Hacker News new | ask | show | jobs
by nickpsecurity 852 days ago
Distributed, shared memory machines used to do exactly that in HPC space. They were a NUMA alternative. It works if the processing plus high-speed interconnect are collectively faster than the request rate. The 8x setups with NVLink are kind of like that model.

You may have meant that nobody has a stack that uses clustering or DSM with low-latency interconnects. If so, then that might be worth developing given prior results in other low-latency domains.

2 comments

> Distributed, shared memory machines used to do exactly that in HPC space.

reformed HPC person here.

Yes, but not latency optimised in the case here. HPC is normally designed for throughput. Accessing memory from outside your $locality is normally horrifically expensive, so only done when you can't avoid it.

For most serving cases, you'd be much happier having a bunch of servers with a number of groqs in them, than managing a massive HPC cluster and trying to keep it both up and secure. The connection access model is much more traditional.

Shared memory clusters are not really compatible with secure enduser access. It is possible to partition memory access, but its something thats not off the shelf (well that might have changed recently.) Also, shared memory means shared fuckups.

I do get what you're hinting at, but if you want to serve low latency, high compute "messages" then discrete "APU" cards are a really good way to do it simply (assuming you can afford it). HPCs are fun, but its not fun trying to keep them up with public traffic on them

It would probably be a cluster of thin nodes with GPU’s or low-cost accelerators over a low-latency interconnect. The DSM would be layered on top of that. The AI cluster would handle processing with security, etc done more by other components. They’re usually layered.

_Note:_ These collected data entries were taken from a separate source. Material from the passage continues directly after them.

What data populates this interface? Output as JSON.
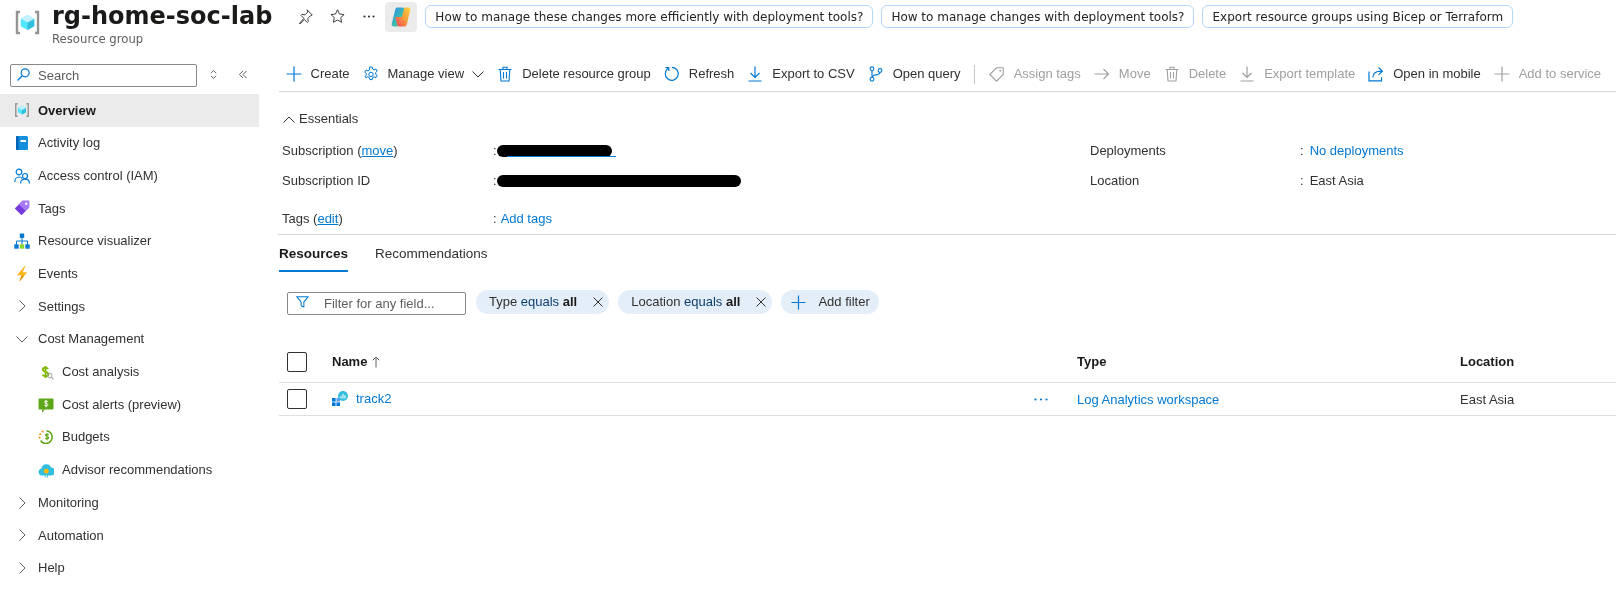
{
  "header": {
    "title": "rg-home-soc-lab",
    "subtitle": "Resource group",
    "suggestions": [
      "How to manage these changes more efficiently with deployment tools?",
      "How to manage changes with deployment tools?",
      "Export resource groups using Bicep or Terraform"
    ]
  },
  "sidebar": {
    "search": {
      "placeholder": "Search"
    },
    "items": [
      {
        "kind": "page",
        "label": "Overview",
        "selected": true
      },
      {
        "kind": "page",
        "label": "Activity log",
        "selected": false
      },
      {
        "kind": "page",
        "label": "Access control (IAM)",
        "selected": false
      },
      {
        "kind": "page",
        "label": "Tags",
        "selected": false
      },
      {
        "kind": "page",
        "label": "Resource visualizer",
        "selected": false
      },
      {
        "kind": "page",
        "label": "Events",
        "selected": false
      },
      {
        "kind": "group",
        "label": "Settings",
        "expanded": false
      },
      {
        "kind": "group",
        "label": "Cost Management",
        "expanded": true,
        "children": [
          {
            "label": "Cost analysis",
            "selected": false
          },
          {
            "label": "Cost alerts (preview)",
            "selected": false
          },
          {
            "label": "Budgets",
            "selected": false
          },
          {
            "label": "Advisor recommendations",
            "selected": false
          }
        ]
      },
      {
        "kind": "group",
        "label": "Monitoring",
        "expanded": false
      },
      {
        "kind": "group",
        "label": "Automation",
        "expanded": false
      },
      {
        "kind": "group",
        "label": "Help",
        "expanded": false
      }
    ]
  },
  "toolbar": [
    {
      "kind": "button",
      "label": "Create",
      "disabled": false,
      "menu": false
    },
    {
      "kind": "button",
      "label": "Manage view",
      "disabled": false,
      "menu": true
    },
    {
      "kind": "button",
      "label": "Delete resource group",
      "disabled": false,
      "menu": false
    },
    {
      "kind": "button",
      "label": "Refresh",
      "disabled": false,
      "menu": false
    },
    {
      "kind": "button",
      "label": "Export to CSV",
      "disabled": false,
      "menu": false
    },
    {
      "kind": "button",
      "label": "Open query",
      "disabled": false,
      "menu": false
    },
    {
      "kind": "separator"
    },
    {
      "kind": "button",
      "label": "Assign tags",
      "disabled": true,
      "menu": false
    },
    {
      "kind": "button",
      "label": "Move",
      "disabled": true,
      "menu": false
    },
    {
      "kind": "button",
      "label": "Delete",
      "disabled": true,
      "menu": false
    },
    {
      "kind": "button",
      "label": "Export template",
      "disabled": true,
      "menu": false
    },
    {
      "kind": "button",
      "label": "Open in mobile",
      "disabled": false,
      "menu": false
    },
    {
      "kind": "button",
      "label": "Add to service",
      "disabled": true,
      "menu": false
    }
  ],
  "essentials": {
    "title": "Essentials",
    "expanded": true,
    "columns": [
      [
        {
          "label": "Subscription (",
          "link": "move",
          "label_end": ")",
          "separator": ":",
          "value": {
            "redacted": true,
            "link": true
          }
        },
        {
          "label": "Subscription ID",
          "separator": ":",
          "value": {
            "redacted": true,
            "link": false
          }
        }
      ],
      [
        {
          "label": "Deployments",
          "separator": ":",
          "value": {
            "text": "No deployments",
            "redacted": false,
            "link": true
          }
        },
        {
          "label": "Location",
          "separator": ":",
          "value": {
            "text": "East Asia",
            "redacted": false,
            "link": false
          }
        }
      ]
    ],
    "tags": {
      "label": "Tags (",
      "link": "edit",
      "label_end": ")",
      "separator": ":",
      "value": {
        "text": "Add tags",
        "redacted": false,
        "link": true
      }
    }
  },
  "tabs": [
    {
      "label": "Resources",
      "selected": true
    },
    {
      "label": "Recommendations",
      "selected": false
    }
  ],
  "filters": {
    "search": {
      "placeholder": "Filter for any field..."
    },
    "pills": [
      {
        "field": "Type",
        "operator": "equals",
        "value": "all"
      },
      {
        "field": "Location",
        "operator": "equals",
        "value": "all"
      }
    ],
    "add_label": "Add filter"
  },
  "table": {
    "select_all": {
      "checked": false
    },
    "columns": [
      {
        "label": "Name",
        "sorted": true
      },
      {
        "label": "Type",
        "sorted": false
      },
      {
        "label": "Location",
        "sorted": false
      }
    ],
    "rows": [
      {
        "checked": false,
        "name": "track2",
        "type": "Log Analytics workspace",
        "location": "East Asia"
      }
    ]
  }
}
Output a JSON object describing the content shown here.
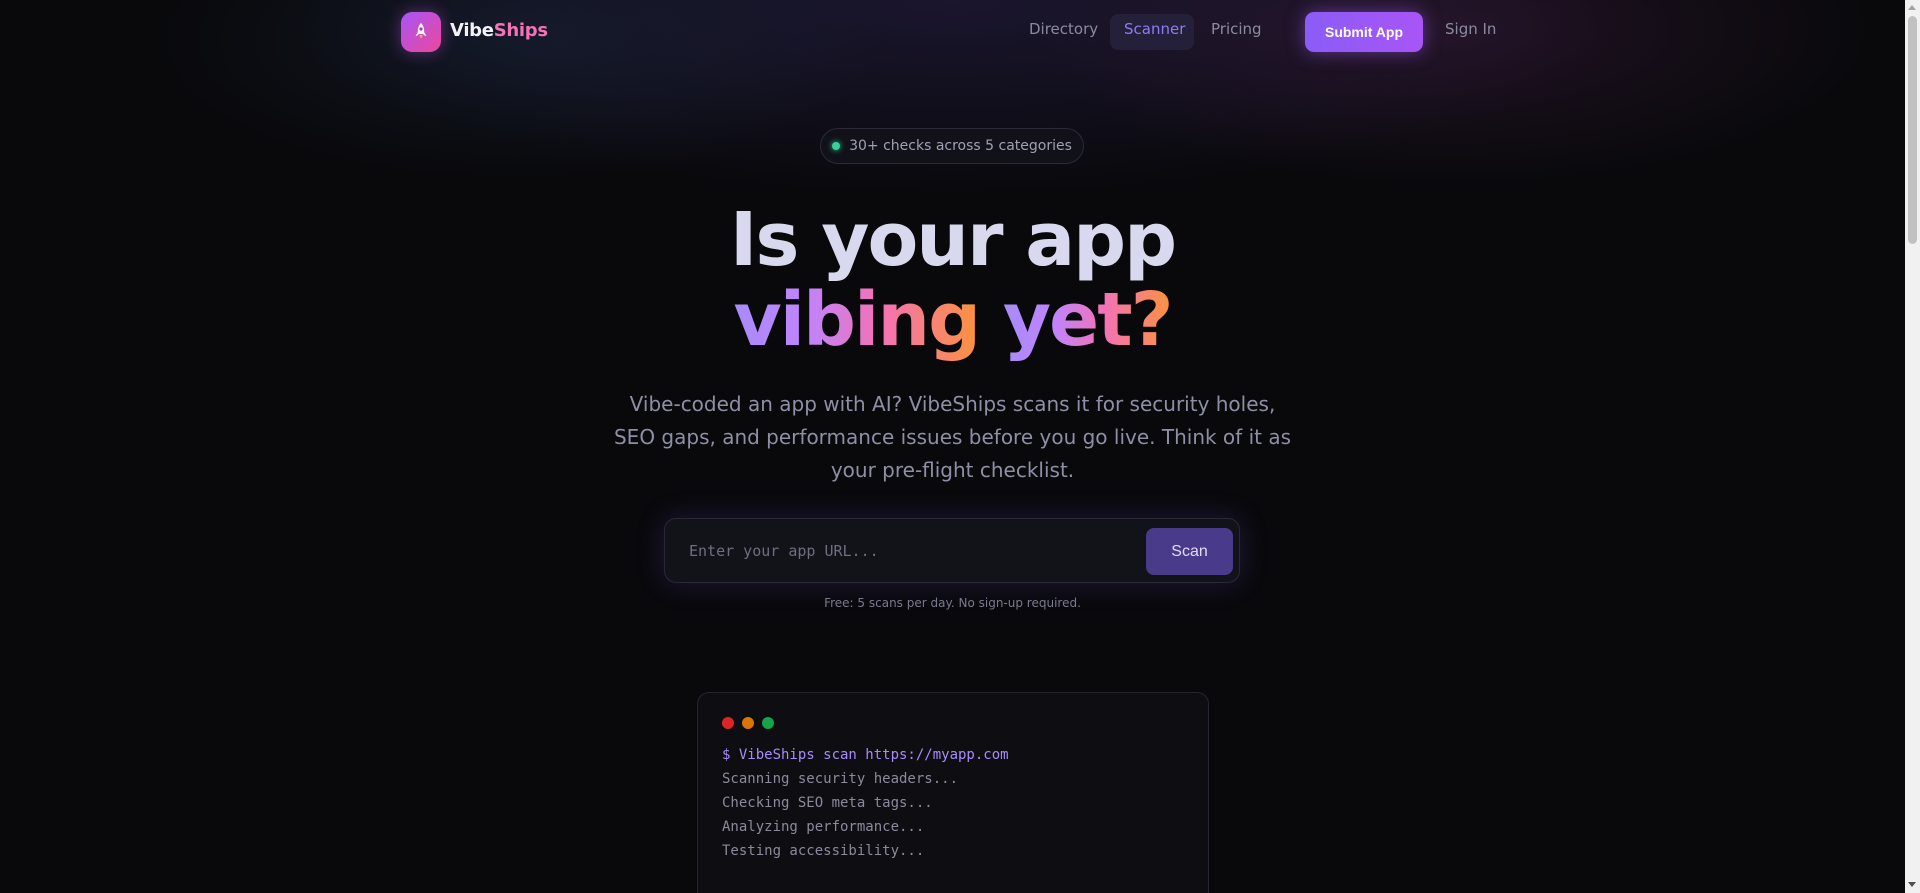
{
  "nav": {
    "brand_part1": "Vibe",
    "brand_part2": "Ships",
    "links": [
      {
        "label": "Directory"
      },
      {
        "label": "Scanner"
      },
      {
        "label": "Pricing"
      }
    ],
    "active_link": "Scanner",
    "submit_label": "Submit App",
    "signin_label": "Sign In"
  },
  "badge": {
    "text": "30+ checks across 5 categories"
  },
  "hero": {
    "line1": "Is your app",
    "line2_a": "vibing",
    "line2_b": "yet?",
    "subtitle": "Vibe-coded an app with AI? VibeShips scans it for security holes, SEO gaps, and performance issues before you go live. Think of it as your pre-flight checklist."
  },
  "scan": {
    "placeholder": "Enter your app URL...",
    "button_label": "Scan",
    "note": "Free: 5 scans per day. No sign-up required."
  },
  "terminal": {
    "command": "$ VibeShips scan https://myapp.com",
    "lines": [
      "Scanning security headers...",
      "Checking SEO meta tags...",
      "Analyzing performance...",
      "Testing accessibility..."
    ]
  },
  "colors": {
    "accent": "#8b5cf6",
    "status_dot": "#34d399",
    "terminal_red": "#dc2626",
    "terminal_yellow": "#d97706",
    "terminal_green": "#16a34a"
  }
}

I agree it’s harder to manage with less, fine-grained security. People were posting Groq chips at $20k each, though. With that, we’re talking whether the management of it is worth it for installations costing six or more digits. That might be more justifiable if an alternative saves them a good chunk of six or more digits.

Their main advantage is a solution that’s ready to go :)

I think existing players will have trouble developing a low latency solution like us whilst they are still running on non-deterministic hardware.
While you’re here, I have a quick, off-topic question. We‘ve seen incredible results with GPT3-176B (Davinci) and GPT4 (MoE). Making attempts at open models that reuse their architectural strategies could have a high impact on everyone. Those models took 2500-25000 GPU’s to train, though. It would be great to have a low-cost option for pre training Davinci-class models.

It would great if a company or others with AI hardware were willing to do production runs of chips sold at cost specifically to make open, permissive-licensed models. As in, since you’d lose profit, the cluster owner and users would be legally required to only make permissive models. Maybe at least one in each category (eg text, visual).

Do you think your company or any other hardware supplier would do that? Or someone sell 2500 GPU’s at cost for open models?

(Note to anyone involved in CHIPS Act: please fund a cluster or accelerator specifically for this.)

Great idea, but Groq doesn't have a product suitable for training at the moment. Our LPUs shine in inference.
What do you mean by non-deterministic hardware? cuBLAS on a laptop GPU was deterministic when I tried it last iirc
Tip of the ice-berg.

DRAM needs to be refreshed every X cycles.

This means you don't know the time it takes to read from memory. You could be reading at a refresh cycle. This circuitry also adds latency.

OP says SRAM, which doesn't decay so no refreshing.
Timing can simply mean the FETs that make up the logic circuits of a chip. The transition from high to low and low to high has a minimum safe time to register properly...
Non-deterministic timing characteristics.